资源环境科技发展态势分析平台

Evapotranspiration and photosynthetic carbon uptake are both constrained by water availability, with presumed water-limited and water-independent but energy-limited regimes. We investigate water availability's relationships with evaporative fluxes and photosynthetic measures at continental scale using surface and satellite-based observations. The observation-driven approach is independent of prior model-based estimates. We find water-limited and water-independent regimes for both energy and carbon cycle processes in spatial and temporal aggregate, differences in water-limitation relationships across ecohydrological regions, and more consistent signs of water limitation in photosynthetic than evaporative processes. Ecosystem water use efficiency's response to water availability changes in sign with aridity state across time and space generally but shows negative correlations in temporal anomalies.

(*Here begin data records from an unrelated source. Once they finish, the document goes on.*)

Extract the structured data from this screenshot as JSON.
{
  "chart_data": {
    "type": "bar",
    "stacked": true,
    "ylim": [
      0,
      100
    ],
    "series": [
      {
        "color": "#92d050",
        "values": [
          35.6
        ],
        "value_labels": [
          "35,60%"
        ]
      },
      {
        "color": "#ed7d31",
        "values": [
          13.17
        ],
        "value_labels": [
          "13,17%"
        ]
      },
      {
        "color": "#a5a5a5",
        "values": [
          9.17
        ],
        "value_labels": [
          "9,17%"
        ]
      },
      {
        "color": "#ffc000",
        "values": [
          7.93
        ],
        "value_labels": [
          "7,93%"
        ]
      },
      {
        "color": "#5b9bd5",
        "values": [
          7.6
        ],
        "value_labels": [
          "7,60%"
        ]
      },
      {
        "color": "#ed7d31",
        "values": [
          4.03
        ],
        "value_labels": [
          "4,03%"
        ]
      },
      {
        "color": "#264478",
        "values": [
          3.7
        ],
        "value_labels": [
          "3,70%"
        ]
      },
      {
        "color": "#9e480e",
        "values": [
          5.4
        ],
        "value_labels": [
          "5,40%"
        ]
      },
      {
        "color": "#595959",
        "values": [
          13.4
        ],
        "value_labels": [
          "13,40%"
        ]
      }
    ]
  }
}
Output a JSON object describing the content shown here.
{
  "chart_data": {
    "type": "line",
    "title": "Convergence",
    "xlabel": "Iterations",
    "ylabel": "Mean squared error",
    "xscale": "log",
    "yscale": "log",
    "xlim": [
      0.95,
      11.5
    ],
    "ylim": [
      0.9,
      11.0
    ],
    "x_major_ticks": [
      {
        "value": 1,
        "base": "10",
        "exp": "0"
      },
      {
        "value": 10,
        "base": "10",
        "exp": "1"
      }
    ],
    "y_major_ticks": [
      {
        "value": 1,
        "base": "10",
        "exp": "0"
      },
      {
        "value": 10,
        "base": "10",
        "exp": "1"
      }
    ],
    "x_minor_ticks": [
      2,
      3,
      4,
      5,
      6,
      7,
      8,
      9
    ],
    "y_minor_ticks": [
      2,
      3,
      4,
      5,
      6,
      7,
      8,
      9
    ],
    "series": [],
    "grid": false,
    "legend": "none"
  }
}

Plain Language Summary Evaporation and plant CO2 uptake both require water to be available at the land surface. From satellite and weather station data, we find simple relationships between these processes and the amount of available water. Even though evaporation and CO2 uptake are linked through water loss from plant leaves, we find that the relationships between each of these and the amount of available soil water are different; it seems that plant CO2 uptake is similarly sensitive to the amount of available water, in wet and dry environments, while evaporation is much more sensitive in dry environments. The amount of water used in the landscape for similar amounts of photosynthesis changes with soil wetness in the Western United States but remains relatively constant in the eastern United States.